The daily: coordination, not a status report

Fifteen minutes, same time every day, everyone on camera. Here is what it is for, and what it is not.

It is not a status report to the lead. The dailies people rightly hate are the ones where each person recites yesterday’s tasks to a manager who writes them down. If that is all your daily is, it should have been an async written update, a Slack message. The critics are right about that. Keep the synchronous time for the blockers. So that is what each person actually covers: what is blocking me, and what I am about to touch, especially if it is shared code. Not a recital of yesterday’s tickets.

Being fully remote, we felt the pull toward async written standups, and for pure status they would be better. But we kept the live daily for one reason it does well: coordination and surfacing blockers in real time. It is where “I am about to touch the shared billing code” meets “wait, so am I.” That collision does not happen in a threaded update.
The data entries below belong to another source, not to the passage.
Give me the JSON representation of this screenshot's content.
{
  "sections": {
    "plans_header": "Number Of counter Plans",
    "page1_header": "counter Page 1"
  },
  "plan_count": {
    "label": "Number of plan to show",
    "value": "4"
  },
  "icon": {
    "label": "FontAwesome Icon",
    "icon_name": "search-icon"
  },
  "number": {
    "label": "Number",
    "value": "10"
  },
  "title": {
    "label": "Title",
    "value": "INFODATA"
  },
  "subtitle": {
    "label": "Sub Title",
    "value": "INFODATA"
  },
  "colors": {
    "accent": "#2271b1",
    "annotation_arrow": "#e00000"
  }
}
So the rule is: keep it short, no solving problems in the meeting, take the deep dives to a breakout right after.

Less ad-hoc drift is one of the payoffs, not the biggest but a real one: because we sync every morning, fewer people quietly start random work, and everyone has a rough idea of what is being picked up. The bigger win is still the collisions we avoid by saying out loud what we are about to touch.

The sprint review: shared visibility, not a demo

Call it a release review in our case, since we do not run fixed sprints. The trap everyone falls into is treating this as a demo: a parade of every task, performed for an audience. Ours has no external audience at all, no clients, just the developers, product, and QA, which is exactly why we can optimise it for shared understanding instead of performance. Scrum’s own guidance pushes back on the demo trap too:

The Sprint Review is not a demo. It is a working session to inspect the outcome and figure out what to do next. If it is a one-way presentation, you are doing it wrong.
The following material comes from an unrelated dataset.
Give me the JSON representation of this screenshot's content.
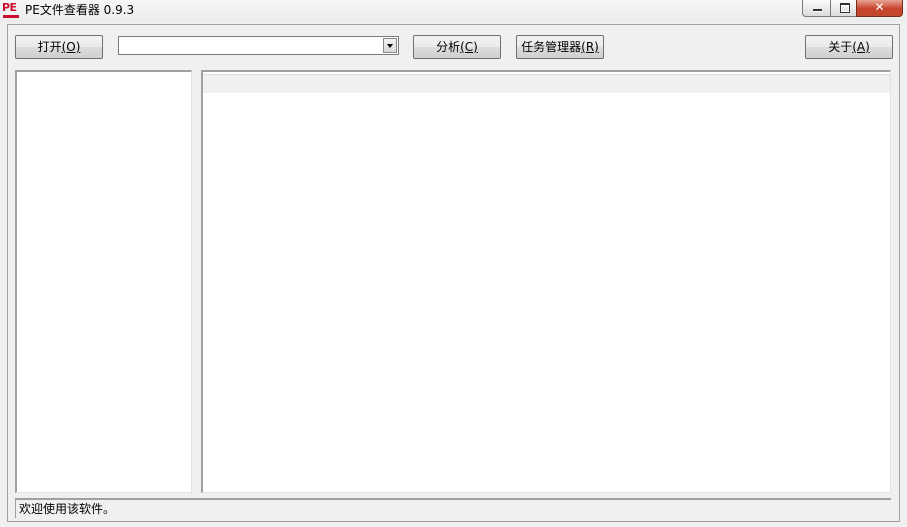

Source: Scrum.org, Sprint Review: Much More Than Just A Demo

For us the real value is not the demo at all, it is shared visibility. We walk the whole internal team through what is going into the next release and what is queued behind it. Three things fall out of that:

  • Everyone learns the whole product. Because we discuss many tickets, including ones we will not personally pick up, more people understand more of the system. New joiners ramp faster.
  • Fewer PRs stuck in the review queue. When everyone already has context on a change, reviews are quick instead of archaeological.
  • We catch duplicates and collisions. Discussing tickets together is when someone says “that is the same as the thing I did last month” or “those two will conflict.”

We do keep a separate slot for real demos: a Friday session you sign up for to show something you shipped. Honestly, it is our weakest ceremony. It tends to run long, not many people sign up, and half the time the interesting work never gets shown. The visibility review above is what earns its keep. The demo is still looking for its format.

The unglamorous truth about why this works

None of this is clever. The reason shared visibility beats a polished demo is that the demo optimises for looking productive to outsiders, while the review optimises for the team actually knowing what is happening. The first is theatre. The second is the point.

The actual lesson

None of these five ceremonies is novel. You have heard of all of them. The thing worth copying is not the ceremonies, it is that each one was introduced to fix a specific, named pain:

  • Bugs in prod → acceptance criteria and blast radius in the ticket.
  • Ad-hoc chaos → the daily as coordination.
  • Estimates nobody trusted → blind planning poker in t-shirt sizes, with the size thrown away.
  • No shared picture → the review as visibility, not demo.
  • Everything drifting → the retro, with owned action items.

We do not do textbook Scrum. No fixed sprints, no formal Three Amigos, and one honest gap where authors still self-certify their own releases. That is fine. The goal was never to run the ceremonies correctly. It was to stop shipping bugs and start knowing what the team is doing. Pick the pain you actually have, and add the one ceremony that targets it. Then run the retro, and let it tell you what to add next.